If you're an engineer: stop pasting whole repos into a chat window. A 30-second graph --repo . produces a context layer your AI assistant can actually navigate, and it costs nothing per query.
If you're an engineering leader: the graph is your audit trail for AI-assisted changes. Every PR can show which structural relationships shifted. No vendor lock-in, no data egress, no compliance review for a new SaaS.
If you work in a regulated or air-gapped environment: this is the entire point. The graph runs on a laptop, on a build agent, on a DGX node behind a firewall. Code never leaves the box. Your AI workflow finally has a context strategy that legal will sign off on.
The industry default for "AI + code" is to bolt more cloud onto your repo. Draft's bet is the opposite: the artifact that makes AI useful on a codebase is a deterministic structural index that lives next to the code, in the same git history, refreshable in seconds, readable by humans and machines alike.
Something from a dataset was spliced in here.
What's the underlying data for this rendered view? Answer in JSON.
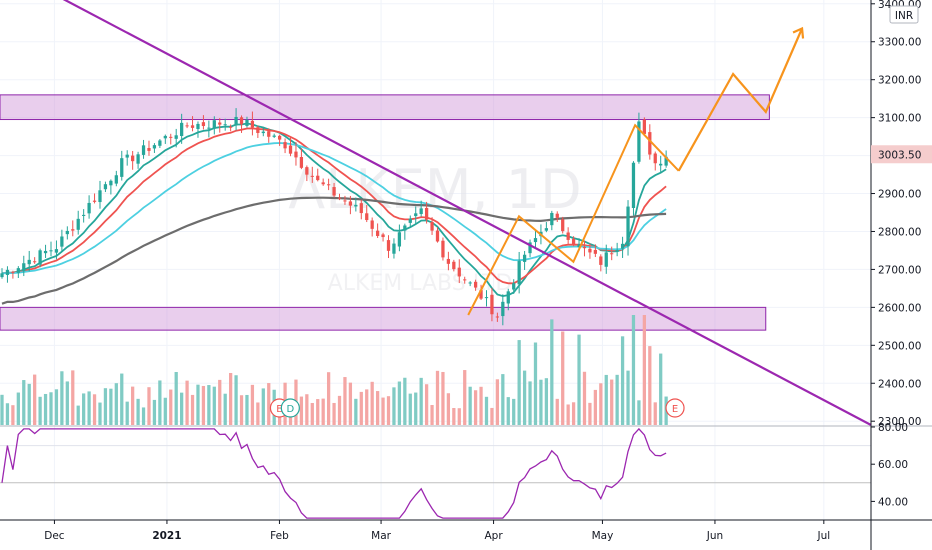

Embeddings have a place. Vector search has a place. Hosted retrieval has a place. But for the question every AI assistant actually asks — "what does this code touch, and what touches it?" — the right answer is a graph, on disk, in your repo, under your control.
# Install Draft (Claude Code plugin)
# https://getdraft.dev
cd your-repo
/draft:init # builds the graph as part of init
# Or run the engine directly:
graph --repo . --out draft/graph/
graph --repo . --query --mode hotspots
graph --repo . --query --file path/to/file --mode impact
Then commit draft/graph/. Your repo now carries its own structural memory — and your AI assistant just got a lot less guessy.